A fool, marked to die by a capricious king, is made to perform for the last time. A re-working of the prose poem by Charles Baudelaire; a modern parable on the place of art within the landscape of power and wealth. Both film and theatre, the piece was devised and filmed on a single evening in a public square in Paris.
Made by Ryan Kiggell and Olivia Rose, with GoodDog Theatre Co.
Produced by George Moustakas for aya and Green Rooms.
“An Heroic Death” forms part of a longer film, “The Last Songs of Lucan”, based on the poetry collection “Le Spleen de Paris” by Charles Baudelaire. This is a 17 minute silent film accompanied by live percussion by Jamie Misselbrook.
I don’t usually share poetry films or videos that include so little of the referenced poem, but this piece really captured the essence of Baudelaire’s melancholy text, I thought. Two English translations of “Une Mort Héroïque” are available online through Google Books, one by Aleister Crowley and another by Louise Varèse.
An illustrative, atmospheric take on Baudelaire’s poem by the Sicilian London-based independent filmmaker Luana Di Pasquale, with William Aggeler’s English translation in subtitles. The Vimeo description reads:
This short depicts in 1 min. and 30 sec. Charles Baudelaire’s Poem – ‘A Passer-By’ from ‘The Flowers of Evil’ collection – an European Classic which was first published in 1857. This French poem describes the moment when the Poet meets the eyes of a Mourning Woman in Paris’s Flea Market. In our adaptation – the poem is set in London’s Soho where the Poet meets the fugitive eyes of a Sex-Worker, played by actress Lidja Zovkic.
This adaptated version of Charles’s Baudlaire’s poem was inspired by Bunuel’s film ‘Belle de Jour’ and its music by the avant-garde composer Edgard Varèse with a few film noir’s notes Produced/Directed by Luana Di Pasquale. Edited/VFX by Massi Guelfi.Original music by Matthias Kispert.
A Polish-language videopoem with English subtitles (sorry, French people) by Gaba Sibilska, who says in the Vimeo description:
It’s an attempt to re-interprate Charles Baudelaire’s poem in a way that fits in our world – world of young people. It’s the inevitable future that frightens the youth. In the juvenile joy of life and affirmation of fun, one can find denial, lies, fear, despair, a desperate attempt to escape from the reality. Eventually, though, every young person must realize that however change of perception may ease the fear, it has no affect on time. And no matter how distant it seems, the end of carefree youth will come one day…

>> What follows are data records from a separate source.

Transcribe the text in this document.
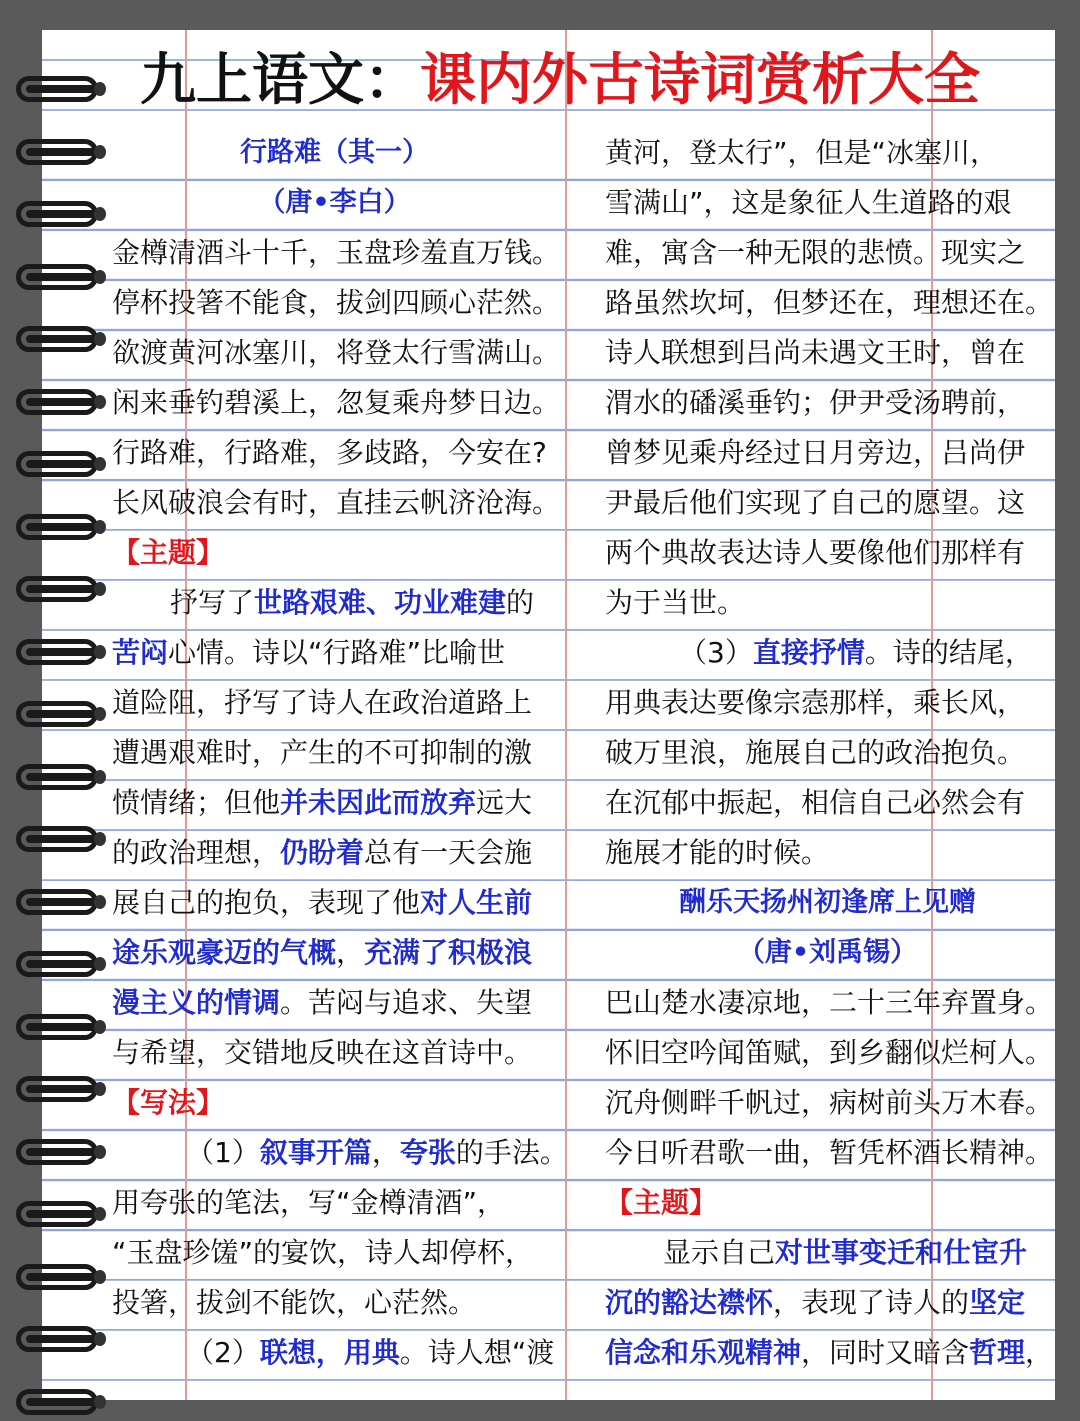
九上语文：课内外古诗词赏析大全
行路难（其一）
（唐•李白）
金樽清酒斗十千，玉盘珍羞直万钱。
停杯投箸不能食，拔剑四顾心茫然。
欲渡黄河冰塞川，将登太行雪满山。
闲来垂钓碧溪上，忽复乘舟梦日边。
行路难，行路难，多歧路，今安在?
长风破浪会有时，直挂云帆济沧海。
【主题】
抒写了世路艰难、功业难建的
苦闷心情。诗以“行路难”比喻世
道险阻，抒写了诗人在政治道路上
遭遇艰难时，产生的不可抑制的激
愤情绪；但他并未因此而放弃远大
的政治理想，仍盼着总有一天会施
展自己的抱负，表现了他对人生前
途乐观豪迈的气概，充满了积极浪
漫主义的情调。苦闷与追求、失望
与希望，交错地反映在这首诗中。
【写法】
（1）叙事开篇，夸张的手法。
用夸张的笔法，写“金樽清酒”，
“玉盘珍馐”的宴饮，诗人却停杯，
投箸，拔剑不能饮，心茫然。
（2）联想，用典。诗人想“渡
黄河，登太行”，但是“冰塞川，
雪满山”，这是象征人生道路的艰
难，寓含一种无限的悲愤。现实之
路虽然坎坷，但梦还在，理想还在。
诗人联想到吕尚未遇文王时，曾在
渭水的磻溪垂钓；伊尹受汤聘前，
曾梦见乘舟经过日月旁边，吕尚伊
尹最后他们实现了自己的愿望。这
两个典故表达诗人要像他们那样有
为于当世。
（3）直接抒情。诗的结尾，
用典表达要像宗悫那样，乘长风，
破万里浪，施展自己的政治抱负。
在沉郁中振起，相信自己必然会有
施展才能的时候。
酬乐天扬州初逢席上见赠
（唐•刘禹锡）
巴山楚水凄凉地，二十三年弃置身。
怀旧空吟闻笛赋，到乡翻似烂柯人。
沉舟侧畔千帆过，病树前头万木春。
今日听君歌一曲，暂凭杯酒长精神。
【主题】
显示自己对世事变迁和仕宦升
沉的豁达襟怀，表现了诗人的坚定
信念和乐观精神，同时又暗含哲理，
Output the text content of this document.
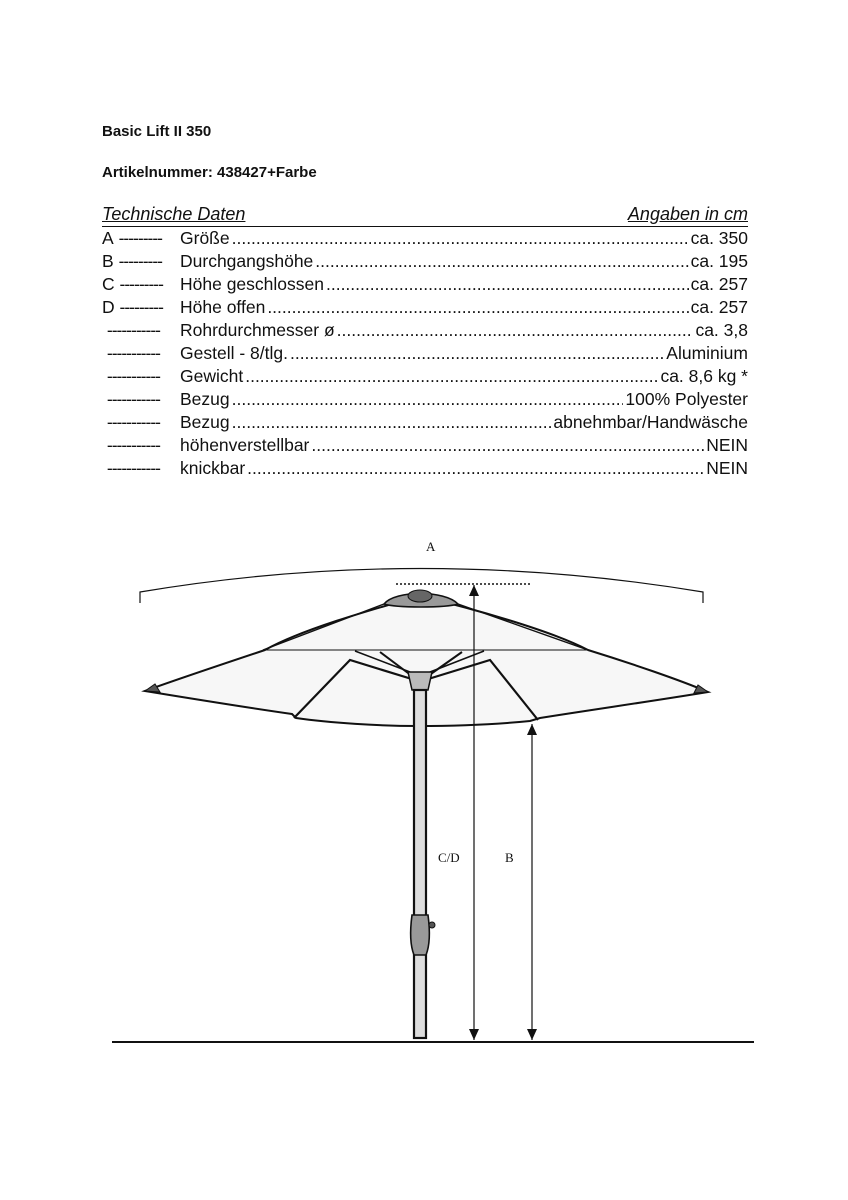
Basic Lift II 350
Artikelnummer: 438427+Farbe
Technische Daten	Angaben in cm
A ---------	Größe .....	ca. 350
B ---------	Durchgangshöhe .....	ca. 195
C --------- Höhe geschlossen .....	ca. 257
D --------- Höhe offen .....	ca. 257
-----------	Rohrdurchmesser ø .....	ca. 3,8
-----------	Gestell - 8/tlg. .....	Aluminium
-----------	Gewicht .....	ca. 8,6 kg *
-----------	Bezug .....	100% Polyester
-----------	Bezug .....	abnehmbar/Handwäsche
-----------	höhenverstellbar .....	NEIN
-----------	knickbar .....	NEIN
A
C/D	B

A trilingual filmpoem (subtitles in English and German; voiceover in French) by German filmmaker Patrick Müller.
A nicely non-literal interpretation that feels true to the spirit of Baudelaire. This is a Catalan film of a great French poem with an English translation in the soundtrack — specifically, the English of Geoffrey Wagner, Selected Poems of Charles Baudelaire (NY: Grove Press, 1974). That and several other translations may be read at fleursdumal.org. Here’s the original French:
Souvent, pour s’amuser, les hommes d’équipage
Prennent des albatros, vastes oiseaux des mers,
Qui suivent, indolents compagnons de voyage,
Le navire glissant sur les gouffres amers.

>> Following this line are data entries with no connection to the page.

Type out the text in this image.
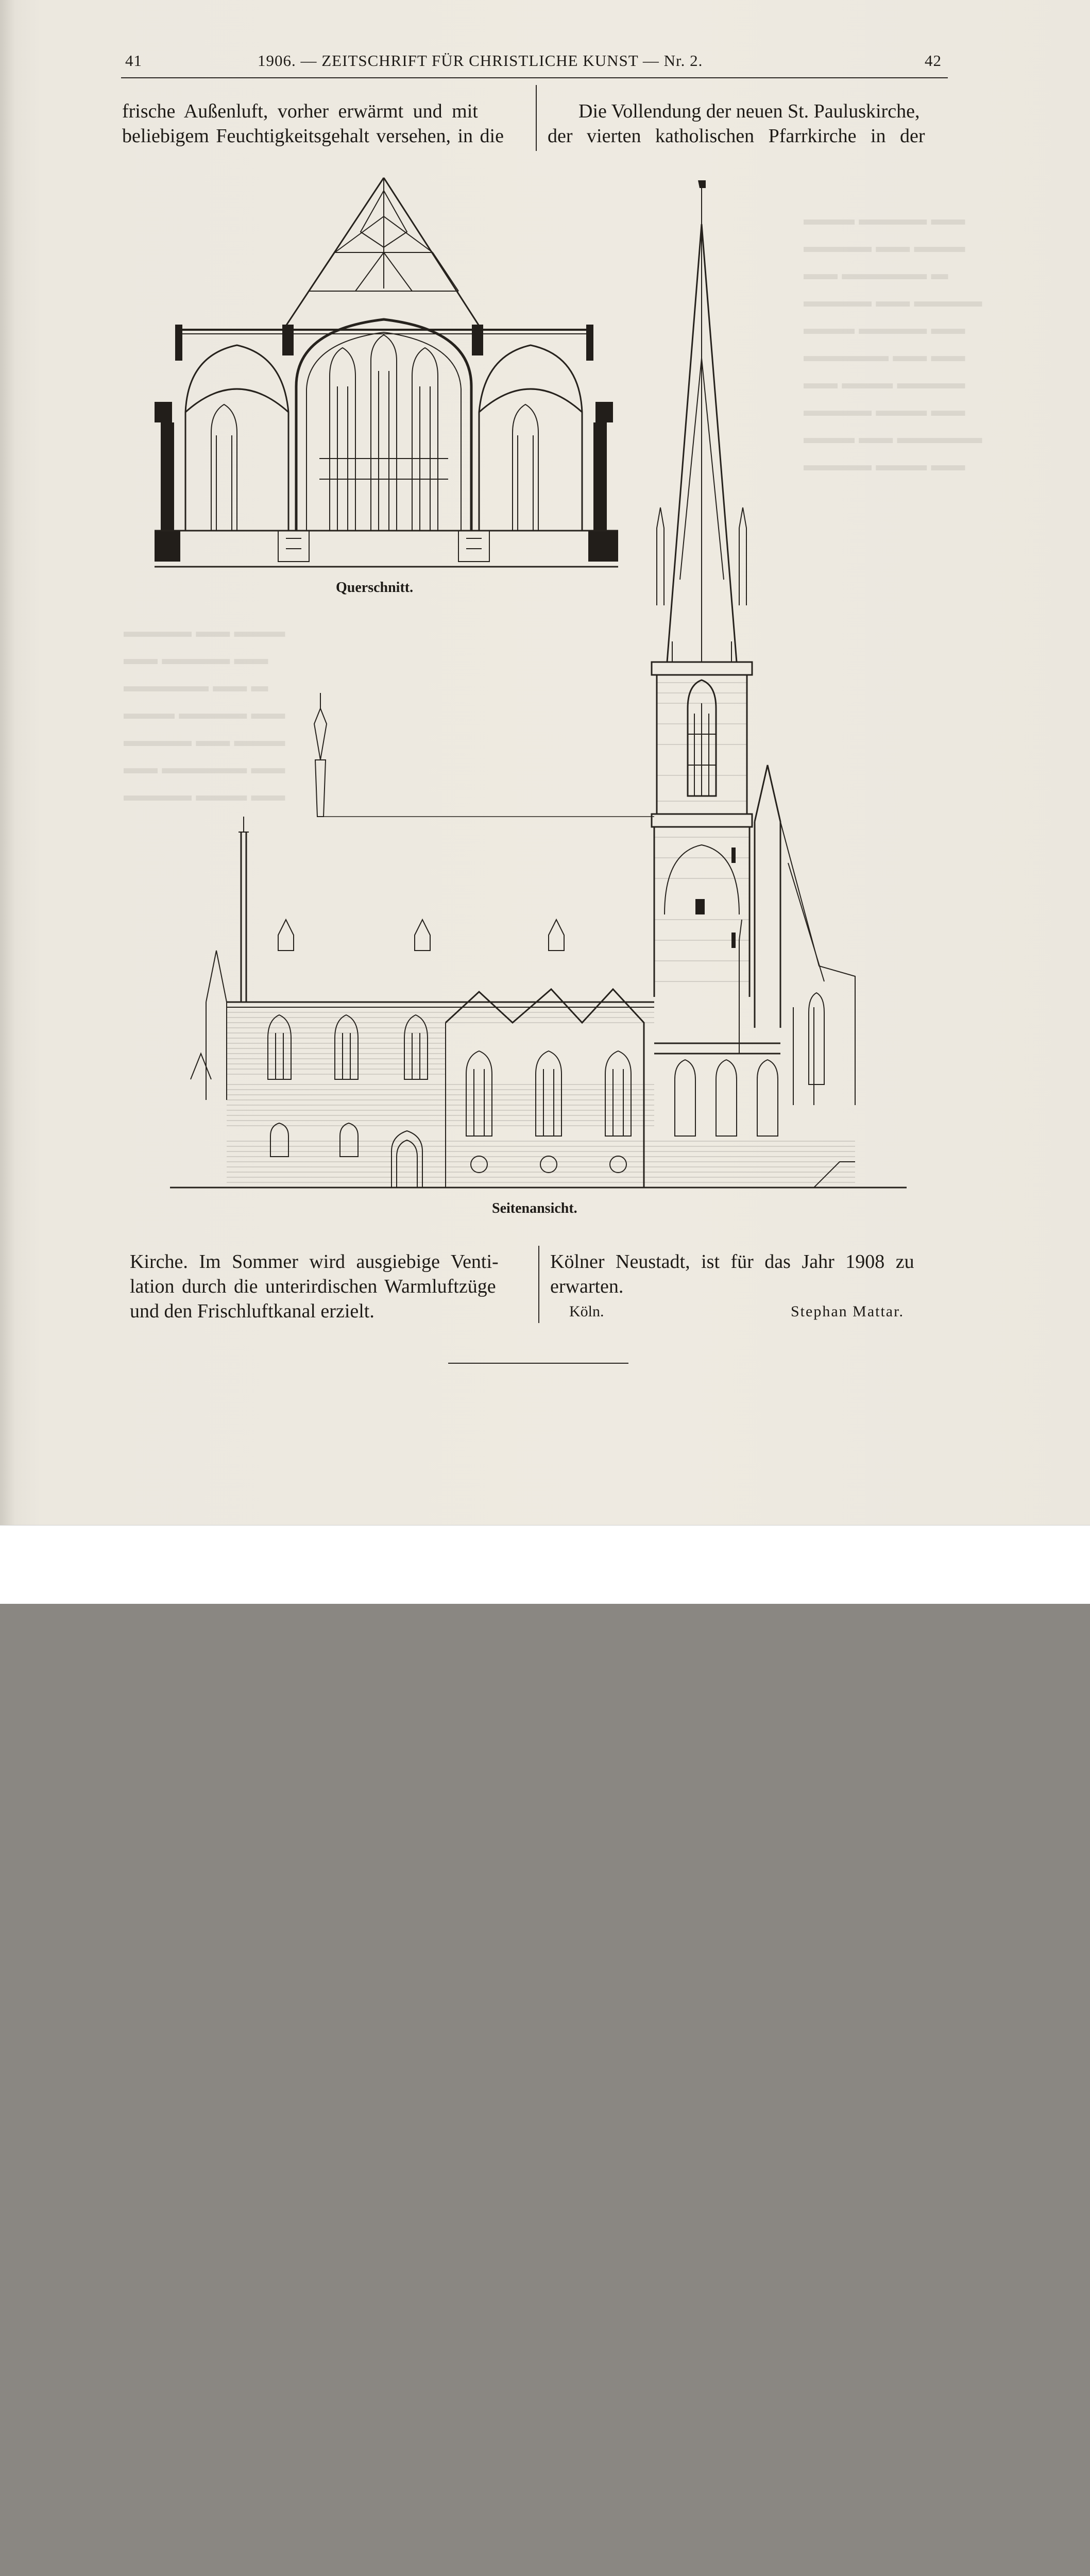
▬▬▬ ▬▬▬▬ ▬▬
▬▬▬▬ ▬▬ ▬▬▬
▬▬ ▬▬▬▬▬ ▬
▬▬▬▬ ▬▬ ▬▬▬▬
▬▬▬ ▬▬▬▬ ▬▬
▬▬▬▬▬ ▬▬ ▬▬
▬▬ ▬▬▬ ▬▬▬▬
▬▬▬▬ ▬▬▬ ▬▬
▬▬▬ ▬▬ ▬▬▬▬▬
▬▬▬▬ ▬▬▬ ▬▬
▬▬▬▬ ▬▬ ▬▬▬
▬▬ ▬▬▬▬ ▬▬
▬▬▬▬▬ ▬▬ ▬
▬▬▬ ▬▬▬▬ ▬▬
▬▬▬▬ ▬▬ ▬▬▬
▬▬ ▬▬▬▬▬ ▬▬
▬▬▬▬ ▬▬▬ ▬▬
41	1906. — ZEITSCHRIFT FÜR CHRISTLICHE KUNST — Nr. 2.	42
frische Außenluft, vorher erwärmt und mit
beliebigem Feuchtigkeitsgehalt versehen, in die
Die Vollendung der neuen St. Pauluskirche,
der vierten katholischen Pfarrkirche in der
Querschnitt.
Seitenansicht.
Kirche. Im Sommer wird ausgiebige Venti-
lation durch die unterirdischen Warmluftzüge
und den Frischluftkanal erzielt.
Kölner Neustadt, ist für das Jahr 1908 zu
erwarten.
Köln.	Stephan Mattar.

À peine les ont-ils déposés sur les planches,
Que ces rois de l’azur, maladroits et honteux,
Laissent piteusement leurs grandes ailes blanches
Comme des avirons traîner à côté d’eux.
Ce voyageur ailé, comme il est gauche et veule!
Lui, naguère si beau, qu’il est comique et laid!
L’un agace son bec avec un brûle-gueule,
L’autre mime, en boitant, l’infirme qui volait!
Le Poète est semblable au prince des nuées
Qui hante la tempête et se rit de l’archer;
Exilé sur le sol au milieu des huées,
Ses ailes de géant l’empêchent de marcher.
A mesmerizing film and reading in French, with the English translation by Geoffrey Wagner provided in subtitles. I am guessing that the filmmaker, Koustoz, is Greek.